A Musician-Writer Makes Music to Think By

It was the spring of 2015 and P. J. Sauerteig ’15CC was searching for a voice. One day, while he was sitting in Columbia philosophy professor Philip Kitcher’s class, Sauerteig’s ears perked up: Kitcher was reading aloud from Ulysses, his voice gliding through the labyrinth of James Joyce’s prose with mesmerizing clarity and direction.

Kitcher didn’t know it at the time, but he was auditioning for a speaking role on Sauerteig’s next indie album. The College senior had already put out three records under the name Slow Dakota, and now he was looking for someone to perform the spoken-word compositions on his fourth album. The professor’s voice left him spellbound.

“Hearing that man read Ulysses could wake the dead,” Sauerteig says.

Less than a year later, Sauerteig, now an alumnus, returned to campus, to the basement of Hamilton Hall, where he recorded Kitcher for The Ascension of Slow Dakota.

On the album’s opening track, Kitcher recites an allegory about a contest in which God judges original songs composed by angels. The narrator’s song does not win the contest, but he’s not disappointed, for he “received the greatest gift of all — a thoughtful listener.” The message is an appeal, and perhaps even a subtle heads-up: The Ascension of Slow Dakota is rigorous and requires your full attention. Sauerteig, who wrote that allegory and also contributes piano, ukulele, mandolin, and percussion to the baroque-pop mix, leads you on a melodic, sometimes hypnotic expedition through ballads, hymns, poems, and requiems filled with literary allusions, with nods to Joyce, Walt Whitman, Virginia Woolf, and William Blake.

Sauerteig understands that his project makes demands on an audience. “I realize that at times the album is impenetrable and full of arcane references,” he says. “I’ve often asked myself, ‘Why on earth would anyone in this day and age put out this kind of music?’”

To arrive at something of an answer, one must look at the portrait of the artist as a young student. Sauerteig became steeped in the Columbia music scene as a freshman, playing piano at Orientation and starting an experimental-folk band with four classmates.
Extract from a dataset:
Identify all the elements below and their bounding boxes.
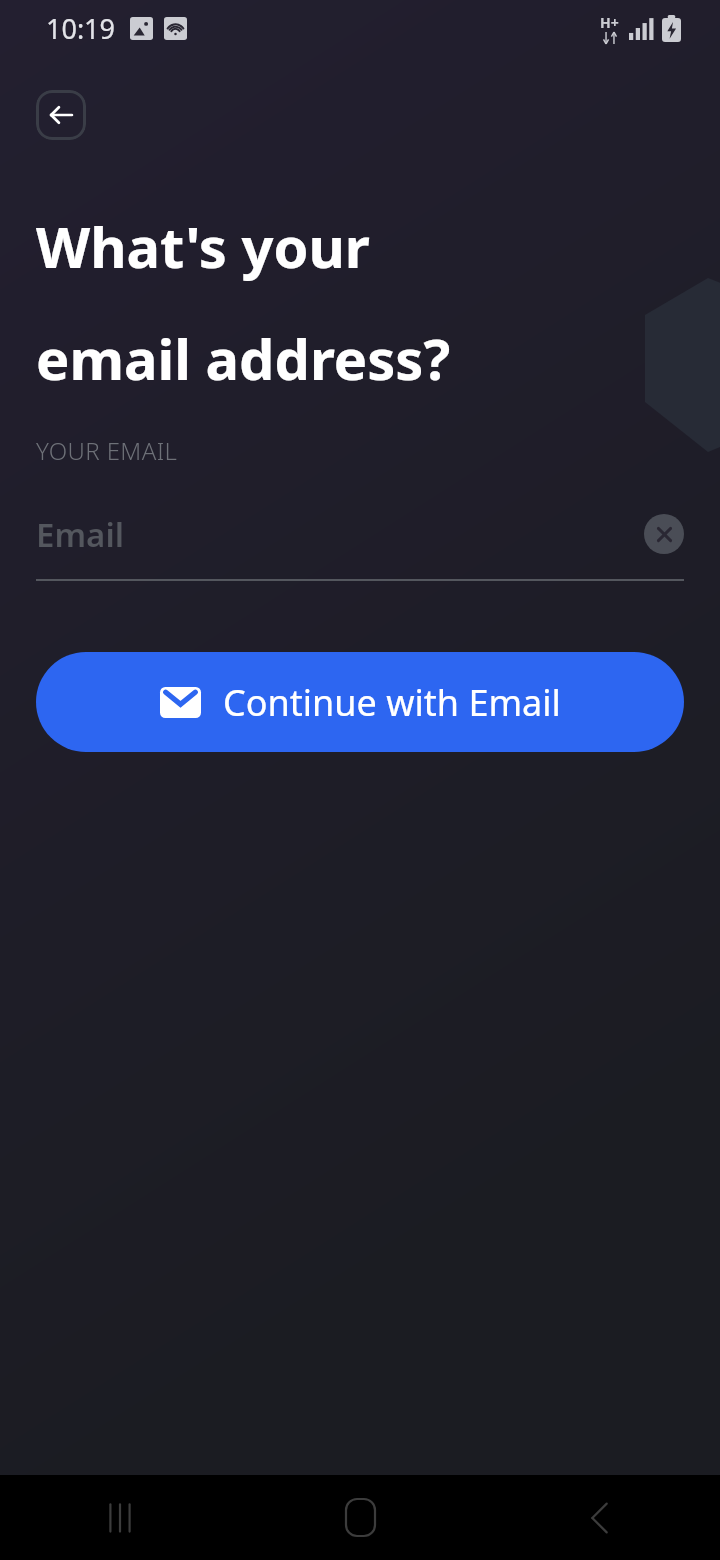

He says he was “amazed — even embarrassed” by the wealth of musical talent surrounding him, and resolved to collaborate with his classmates as much as possible. Indeed, when looking for a producer for The Ascension of Slow Dakota, Sauerteig called on classmate Sahil Ansari ’15SEAS, who had played in a “confessional avant-folk” band at Columbia called Tox and Guest.

Sauerteig’s lyrics are a direct reflection of his course of study at Columbia. He majored in creative writing with the explicit purpose of sharpening his Slow Dakota compositions. His studies with poet Joseph Fasano ’08SOA, who teaches graduate and undergraduate writing, made such an impression that Sauerteig asked Fasano to read the album’s closing poem. And Barnard English professor Margaret Vandenburg ’96GSAS, whose course on postmodern literature inspired many of the underlying themes of the album, reads a short allegory.

In contrast to the pristinely polished recordings of the album’s musical tracks, each faculty performance was recorded on an iPhone, an intentional decision by Sauerteig to imbue these quiet moments of reflection with a raw timelessness. Turn the volume up and you can hear echoes from the Columbia halls and the muffled murmurs of students passing by. These can only be detected if you listen carefully, of course. Fortunately, The Ascension of Slow Dakota is so musically and lyrically layered that one has no choice but to put all else aside and commit, for sixty-one minutes, to being a thoughtful listener, which may, in the end, be Sauerteig’s greatest gift of all.